Firms comprising integrated global business networks have solid enterprise architectures allowing them to align and manage their business processes and Information Technology (IT) infrastructure with overall strategy. This course takes an enterprise-level view of the portfolio of business processes, software and hardware, networks, people, operations and projects with a goal toward greater integration of those elements. As an example of enterprise IT integration, the course covers principles to successfully integrate Enterprise Resource Planning (ERP) systems into extant enterprise architectures. It helps managers understand the respective role of users, enterprise architects, developers and managers in the selection, preparation, implementation and management of large and complex enterprise applications. A participant completing this course will:
• Analyze a current architecture and perform an effective gap analysis before an ERP implementation
• Be able to map enterprise architectural resources to a contemporary Enterprise Architecture mapping tool
• Articulate the life cycle stages of any ERP implementation
• Effectively anticipate problems typical of enterprise-wide implementation projects
• Synthesize prior theoretical and experiential knowledge in IT development and project management with the current literature on Enterprise System development and deployment
• Be able to evaluate the progress of an ongoing enterprise implementation project
Managers will learn a comprehensive and in-depth understanding of wireless and mobile technologies and applications. The covered topics will include the current and emerging wireless and mobile technologies, such as wide-area wireless networks, wireless LANs, satellite-based systems, fixed wireless, and personal-area networks.
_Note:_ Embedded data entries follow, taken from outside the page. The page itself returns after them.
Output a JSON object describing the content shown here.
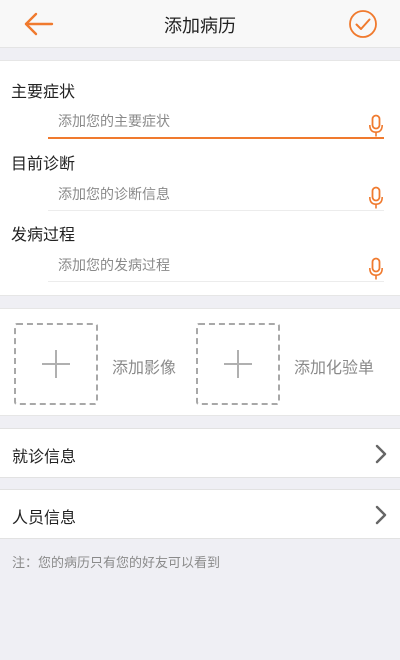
{
  "header": {
    "title": "添加病历",
    "back_icon": "arrow-left-icon",
    "confirm_icon": "check-circle-icon",
    "accent_color": "#f07a2e"
  },
  "record": {
    "fields": [
      {
        "label": "主要症状",
        "placeholder": "添加您的主要症状",
        "icon": "microphone-icon",
        "focused": true
      },
      {
        "label": "目前诊断",
        "placeholder": "添加您的诊断信息",
        "icon": "microphone-icon",
        "focused": false
      },
      {
        "label": "发病过程",
        "placeholder": "添加您的发病过程",
        "icon": "microphone-icon",
        "focused": false
      }
    ]
  },
  "attachments": {
    "image_label": "添加影像",
    "lab_label": "添加化验单",
    "icon": "plus-icon"
  },
  "rows": {
    "visit_info": "就诊信息",
    "person_info": "人员信息",
    "icon": "chevron-right-icon"
  },
  "note": "注：您的病历只有您的好友可以看到"
}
How these technologies are being applied and used to enhance business productivity and provide business value will be demonstrated, including:
• How to manage an increasingly diverse and complex wireless and mobile infrastructure
• How best to utilize emerging wireless and mobile applications and technologies for business results.
• How to integrate end-to-end wireless solutions for business needs.
As a capstone to the program, there will be specially-designed research projects, the equivalent of two courses, undertaken during the last half of the program. The projects will be designed to integrate, to the maximum extent possible, the subject matter covered in the other courses in the program. The focus of study for each of the projects will be jointly determined by the manager, his or her employer, and the instructor, thus linking the project to the job responsibilities of the manager and providing benefit to the company as well as the manager.